Les évènements sont prévus pour s'enchaîner comme ça les uns aux autres, jusqu'à ce que la tragédie se profile à l'horizon du destin, devenant inéluctable, et le moment arrive où elle s'abat dans toute sa cruauté, tout comme dans une tragédie qu'aurait pu écrire Sophocle lui-même...

Impossible désormais de vous raconter ces souvenirs comme je l'ai fait jusqu'à présent, en désordre et comme ils venaient, vous seriez incapables de vous retrouver dans ce qui fut la fin de l'algérie française.

J'adopterai dons désormais pour ce dernier chapitre, pour votre confort cérébral et pour le mien aussi, le mode chronologique. On a rien prévu de mieux pour raconter l'histoire.

 

Départ d'Alger du gouverneur Jacques Soustelle

En préalable, pour bien vous mettre dans l'ambiance, je me dois de vous préciser que les manifestations de là-bas n'avaient rien à voir avec celles d'aujourd'hui, où, quand la CGT par exemple a réussi à faire défiler 20 000 personnes (5 000) selon la police, on se gargarise d'un franc succès ...et tout ..et tout !

Chez nous c'étaient minimum 200 000 personnes, et on n'osait parler de succès que si on avait abouti, sinon à quoi bon avoir amassé tout ce monde, j'vous le demande ?

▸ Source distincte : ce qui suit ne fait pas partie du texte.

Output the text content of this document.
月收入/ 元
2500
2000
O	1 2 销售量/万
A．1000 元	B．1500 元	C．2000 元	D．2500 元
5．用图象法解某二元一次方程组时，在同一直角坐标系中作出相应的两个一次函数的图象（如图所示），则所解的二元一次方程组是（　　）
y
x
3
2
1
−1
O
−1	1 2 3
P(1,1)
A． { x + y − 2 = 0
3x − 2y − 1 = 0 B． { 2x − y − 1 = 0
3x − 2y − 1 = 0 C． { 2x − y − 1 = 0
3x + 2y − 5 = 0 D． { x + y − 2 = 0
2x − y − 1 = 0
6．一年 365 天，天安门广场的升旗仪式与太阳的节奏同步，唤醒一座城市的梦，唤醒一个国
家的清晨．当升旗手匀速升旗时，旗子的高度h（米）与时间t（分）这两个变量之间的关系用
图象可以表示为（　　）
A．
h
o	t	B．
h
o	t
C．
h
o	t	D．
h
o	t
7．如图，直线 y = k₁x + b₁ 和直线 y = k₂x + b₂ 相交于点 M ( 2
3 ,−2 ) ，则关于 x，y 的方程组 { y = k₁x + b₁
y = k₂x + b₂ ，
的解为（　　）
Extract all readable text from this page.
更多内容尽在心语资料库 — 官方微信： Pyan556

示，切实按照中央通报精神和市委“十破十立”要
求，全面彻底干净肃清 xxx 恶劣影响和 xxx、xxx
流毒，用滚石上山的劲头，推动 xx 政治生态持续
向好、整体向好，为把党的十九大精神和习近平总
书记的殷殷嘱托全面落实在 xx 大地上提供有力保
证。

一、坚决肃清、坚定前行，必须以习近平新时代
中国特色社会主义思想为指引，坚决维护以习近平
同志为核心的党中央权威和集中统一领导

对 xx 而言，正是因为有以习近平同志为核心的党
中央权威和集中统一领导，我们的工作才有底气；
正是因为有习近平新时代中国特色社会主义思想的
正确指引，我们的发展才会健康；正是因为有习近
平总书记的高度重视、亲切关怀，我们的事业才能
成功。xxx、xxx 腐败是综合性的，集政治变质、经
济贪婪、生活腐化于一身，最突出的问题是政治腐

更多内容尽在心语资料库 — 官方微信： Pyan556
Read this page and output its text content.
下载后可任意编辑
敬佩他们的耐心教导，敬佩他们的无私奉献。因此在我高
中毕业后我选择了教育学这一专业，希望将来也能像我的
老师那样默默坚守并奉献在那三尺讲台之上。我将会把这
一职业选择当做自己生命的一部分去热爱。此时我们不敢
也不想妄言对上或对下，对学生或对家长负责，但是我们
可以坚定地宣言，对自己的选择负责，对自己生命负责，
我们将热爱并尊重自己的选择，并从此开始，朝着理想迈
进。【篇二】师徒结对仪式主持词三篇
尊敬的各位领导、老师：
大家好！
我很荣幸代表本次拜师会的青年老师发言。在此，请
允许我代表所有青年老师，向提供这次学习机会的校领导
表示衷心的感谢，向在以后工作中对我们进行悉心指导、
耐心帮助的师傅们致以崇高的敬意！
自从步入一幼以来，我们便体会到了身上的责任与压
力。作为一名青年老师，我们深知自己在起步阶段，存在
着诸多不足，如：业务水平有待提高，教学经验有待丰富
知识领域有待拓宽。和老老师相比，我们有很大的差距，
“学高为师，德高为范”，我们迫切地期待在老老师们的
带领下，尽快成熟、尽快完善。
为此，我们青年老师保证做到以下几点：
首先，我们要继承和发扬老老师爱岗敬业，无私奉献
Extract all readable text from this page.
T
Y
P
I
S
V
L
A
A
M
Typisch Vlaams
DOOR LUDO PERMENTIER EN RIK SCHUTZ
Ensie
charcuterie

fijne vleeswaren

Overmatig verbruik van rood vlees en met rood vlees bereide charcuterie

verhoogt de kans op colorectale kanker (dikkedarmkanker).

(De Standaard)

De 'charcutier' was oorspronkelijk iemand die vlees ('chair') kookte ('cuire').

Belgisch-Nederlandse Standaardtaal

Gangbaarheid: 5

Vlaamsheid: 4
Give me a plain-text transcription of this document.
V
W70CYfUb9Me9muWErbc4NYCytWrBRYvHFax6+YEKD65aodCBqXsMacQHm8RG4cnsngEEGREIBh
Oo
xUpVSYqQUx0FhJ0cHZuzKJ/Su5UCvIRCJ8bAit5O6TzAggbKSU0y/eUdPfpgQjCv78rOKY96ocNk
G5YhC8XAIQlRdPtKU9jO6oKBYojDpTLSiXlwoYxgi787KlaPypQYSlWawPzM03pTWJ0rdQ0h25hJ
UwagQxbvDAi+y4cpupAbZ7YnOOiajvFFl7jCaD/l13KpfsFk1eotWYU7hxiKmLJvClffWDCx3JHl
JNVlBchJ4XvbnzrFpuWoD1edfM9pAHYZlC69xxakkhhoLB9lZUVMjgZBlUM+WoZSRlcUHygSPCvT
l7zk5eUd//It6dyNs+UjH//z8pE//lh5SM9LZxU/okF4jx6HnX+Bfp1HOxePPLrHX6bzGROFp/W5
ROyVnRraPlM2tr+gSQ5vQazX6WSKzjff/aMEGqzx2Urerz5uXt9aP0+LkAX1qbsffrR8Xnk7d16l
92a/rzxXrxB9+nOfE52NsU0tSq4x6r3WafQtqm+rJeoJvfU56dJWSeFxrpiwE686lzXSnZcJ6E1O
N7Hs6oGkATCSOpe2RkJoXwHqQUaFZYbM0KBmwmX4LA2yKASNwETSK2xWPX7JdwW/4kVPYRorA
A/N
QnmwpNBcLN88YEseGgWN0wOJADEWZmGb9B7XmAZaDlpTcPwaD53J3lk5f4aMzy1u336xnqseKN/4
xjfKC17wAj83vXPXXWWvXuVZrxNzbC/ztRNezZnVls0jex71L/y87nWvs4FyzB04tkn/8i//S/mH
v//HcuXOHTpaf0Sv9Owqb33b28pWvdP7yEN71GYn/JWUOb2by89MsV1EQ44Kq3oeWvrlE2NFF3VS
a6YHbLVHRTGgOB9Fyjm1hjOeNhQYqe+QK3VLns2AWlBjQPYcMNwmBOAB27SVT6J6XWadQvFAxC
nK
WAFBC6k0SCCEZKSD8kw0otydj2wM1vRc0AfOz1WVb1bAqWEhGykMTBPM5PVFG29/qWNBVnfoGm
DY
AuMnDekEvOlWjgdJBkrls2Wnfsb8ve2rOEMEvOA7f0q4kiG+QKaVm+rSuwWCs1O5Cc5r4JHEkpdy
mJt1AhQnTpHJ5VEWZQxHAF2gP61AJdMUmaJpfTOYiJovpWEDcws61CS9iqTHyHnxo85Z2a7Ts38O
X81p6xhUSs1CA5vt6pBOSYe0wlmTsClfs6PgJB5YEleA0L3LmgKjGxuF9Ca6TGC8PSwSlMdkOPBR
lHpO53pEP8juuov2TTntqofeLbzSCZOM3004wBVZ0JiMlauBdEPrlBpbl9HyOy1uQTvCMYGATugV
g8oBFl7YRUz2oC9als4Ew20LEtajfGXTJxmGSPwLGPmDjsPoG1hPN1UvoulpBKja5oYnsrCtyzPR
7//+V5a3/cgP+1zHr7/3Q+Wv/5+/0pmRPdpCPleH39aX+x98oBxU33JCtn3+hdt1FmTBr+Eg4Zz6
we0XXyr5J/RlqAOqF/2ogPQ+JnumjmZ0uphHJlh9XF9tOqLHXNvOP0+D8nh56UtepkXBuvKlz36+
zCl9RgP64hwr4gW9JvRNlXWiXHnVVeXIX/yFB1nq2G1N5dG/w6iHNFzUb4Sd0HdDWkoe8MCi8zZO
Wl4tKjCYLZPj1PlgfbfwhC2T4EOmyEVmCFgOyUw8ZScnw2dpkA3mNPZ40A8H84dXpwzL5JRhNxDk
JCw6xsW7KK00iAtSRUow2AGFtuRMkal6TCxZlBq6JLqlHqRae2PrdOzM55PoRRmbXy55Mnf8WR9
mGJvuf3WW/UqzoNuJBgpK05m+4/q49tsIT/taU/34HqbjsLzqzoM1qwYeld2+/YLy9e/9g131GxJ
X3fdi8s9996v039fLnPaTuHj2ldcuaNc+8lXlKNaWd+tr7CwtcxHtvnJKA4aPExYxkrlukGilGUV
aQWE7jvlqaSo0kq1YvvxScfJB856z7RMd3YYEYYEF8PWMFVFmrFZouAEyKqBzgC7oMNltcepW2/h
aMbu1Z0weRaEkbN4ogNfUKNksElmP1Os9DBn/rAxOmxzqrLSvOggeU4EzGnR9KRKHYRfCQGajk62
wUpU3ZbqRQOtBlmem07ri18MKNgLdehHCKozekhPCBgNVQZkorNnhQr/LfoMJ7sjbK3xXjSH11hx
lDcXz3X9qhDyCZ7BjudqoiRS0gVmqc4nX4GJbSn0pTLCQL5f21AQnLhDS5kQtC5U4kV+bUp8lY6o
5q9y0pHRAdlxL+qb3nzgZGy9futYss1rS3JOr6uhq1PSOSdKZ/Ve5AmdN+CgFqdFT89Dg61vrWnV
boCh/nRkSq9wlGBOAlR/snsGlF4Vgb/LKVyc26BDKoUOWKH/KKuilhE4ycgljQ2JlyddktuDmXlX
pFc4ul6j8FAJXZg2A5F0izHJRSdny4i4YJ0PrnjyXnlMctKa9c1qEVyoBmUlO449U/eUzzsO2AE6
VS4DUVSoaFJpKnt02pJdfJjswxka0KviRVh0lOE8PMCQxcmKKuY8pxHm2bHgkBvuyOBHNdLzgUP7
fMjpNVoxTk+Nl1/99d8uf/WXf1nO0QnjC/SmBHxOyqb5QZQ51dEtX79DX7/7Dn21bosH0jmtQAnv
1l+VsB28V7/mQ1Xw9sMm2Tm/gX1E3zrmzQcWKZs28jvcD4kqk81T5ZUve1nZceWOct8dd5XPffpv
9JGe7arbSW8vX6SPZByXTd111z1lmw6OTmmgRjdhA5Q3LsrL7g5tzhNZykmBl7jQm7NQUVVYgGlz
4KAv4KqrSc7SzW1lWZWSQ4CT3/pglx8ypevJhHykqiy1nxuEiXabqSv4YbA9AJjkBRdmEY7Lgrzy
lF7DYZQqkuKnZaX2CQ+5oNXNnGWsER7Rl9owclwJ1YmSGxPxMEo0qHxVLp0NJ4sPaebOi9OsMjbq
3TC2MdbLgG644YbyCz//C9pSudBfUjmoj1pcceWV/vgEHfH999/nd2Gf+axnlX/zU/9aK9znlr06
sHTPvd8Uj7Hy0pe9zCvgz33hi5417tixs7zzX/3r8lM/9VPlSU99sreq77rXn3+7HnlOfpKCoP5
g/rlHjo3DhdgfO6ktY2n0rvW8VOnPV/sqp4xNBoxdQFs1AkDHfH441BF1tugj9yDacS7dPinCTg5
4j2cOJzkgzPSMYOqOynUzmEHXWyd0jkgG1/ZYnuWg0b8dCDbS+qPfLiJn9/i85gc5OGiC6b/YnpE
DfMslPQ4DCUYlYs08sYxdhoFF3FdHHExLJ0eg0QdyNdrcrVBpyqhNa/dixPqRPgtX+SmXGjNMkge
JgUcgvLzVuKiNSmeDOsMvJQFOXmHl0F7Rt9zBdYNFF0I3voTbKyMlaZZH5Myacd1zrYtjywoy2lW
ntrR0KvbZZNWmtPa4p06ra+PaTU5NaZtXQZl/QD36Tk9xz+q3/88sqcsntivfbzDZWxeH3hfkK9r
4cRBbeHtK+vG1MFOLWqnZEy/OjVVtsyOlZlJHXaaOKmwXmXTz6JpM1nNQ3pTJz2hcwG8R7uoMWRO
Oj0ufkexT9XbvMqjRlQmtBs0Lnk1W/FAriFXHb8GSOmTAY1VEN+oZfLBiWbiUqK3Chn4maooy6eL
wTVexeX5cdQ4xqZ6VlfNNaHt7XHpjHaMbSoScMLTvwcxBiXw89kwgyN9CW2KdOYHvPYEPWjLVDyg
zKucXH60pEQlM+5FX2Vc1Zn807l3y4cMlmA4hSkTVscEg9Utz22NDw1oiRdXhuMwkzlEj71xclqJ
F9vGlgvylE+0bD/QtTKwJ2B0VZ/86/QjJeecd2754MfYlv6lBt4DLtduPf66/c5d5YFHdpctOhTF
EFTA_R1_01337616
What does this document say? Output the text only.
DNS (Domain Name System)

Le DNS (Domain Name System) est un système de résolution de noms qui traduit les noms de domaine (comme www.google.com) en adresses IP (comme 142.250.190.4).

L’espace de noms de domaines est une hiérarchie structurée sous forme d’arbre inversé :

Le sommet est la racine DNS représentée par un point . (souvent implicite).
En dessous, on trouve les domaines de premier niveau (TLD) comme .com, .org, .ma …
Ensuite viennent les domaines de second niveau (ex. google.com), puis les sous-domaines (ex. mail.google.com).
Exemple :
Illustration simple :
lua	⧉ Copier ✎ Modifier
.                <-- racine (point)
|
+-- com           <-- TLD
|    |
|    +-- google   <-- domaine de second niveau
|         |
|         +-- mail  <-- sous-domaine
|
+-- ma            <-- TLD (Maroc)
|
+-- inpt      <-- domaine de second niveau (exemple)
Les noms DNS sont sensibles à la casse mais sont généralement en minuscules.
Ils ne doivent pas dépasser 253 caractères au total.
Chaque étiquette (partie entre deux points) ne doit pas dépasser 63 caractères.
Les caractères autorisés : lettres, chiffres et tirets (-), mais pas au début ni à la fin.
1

Aussi loin que je puisse remonter en arrière, je me souviens du départ de Jacques Soustelle, le 2 Février 1956 :

200 000 personnes massées tout le long de son parcours, dans sa voiture au fanion de Gouverneur de l'Algérie, pour un dernier jour, sur un simple mot d'ordre lancé de bouche à oreille. Sa politique de fermeté vis-àvis du FLN, accompagnée de l'intégration de tous les indigènes à la France ne convenait plus à la mollesse du Président du conseil Guy Mollet (nom prédestiné en quelque sorte...)

C'est fou ce que se mot intégration a toujous fichu la trouille à ces gens de la métropole, alors qu'aujourd'hui, mais c'est trop tard, ils donneraient cher pour réussir celle de leurs territoires perdus !


Le départ de Jacques Soustelle

Et voilà que plus de la moitié des 200 000 personnes qui avait assisté à son passage se rue alors vers le port pour empêcher son départ pour la métropole. Pour lui faire atteindre la passerelle d'embarquement, on dut le cacher dans le coffre d'une voiture, pour ne l'en extirper que dans un endroit sûr d'où il fut accroché directement sur un palan de grue, protégé de la foule. Il fut directement déposé sur le pont de son bateau, qui avait déjà largué ses amarres et pris 20 m de large par rapport au quai.

Bref, 200 000 personnes amassées en vain. Ce fut considéré comme un échec...

 

Le 13 Mai 1958

Les manifestations se sont succédées depuis des mois pour s'opposer aux tergiversations politiques de cette IVème république, dans tous ses échecs à pouvoir faire émerger un cabinet capable de gouverner et d'appliquer enfin une véritable résistance à la révolution nationaliste arabe qui prenait de plus en plus de vigueur.

Tous au forum !

La dernière manif mena la foule au Gouvernement Général et tourna bien vite à l'émeute. Trouvant les portes de fer solidement verrouillées, les manifestants jetèrent des grappins qui s'accrochèrent aux différents balcons. Les plus vigoureux grimpèrent rapidement aux cordes, atteignant les fenêtres des bureaux, lesquels furent saccagés, dossiers, secrets ou pas, et machines à écrire jetés par les balcons.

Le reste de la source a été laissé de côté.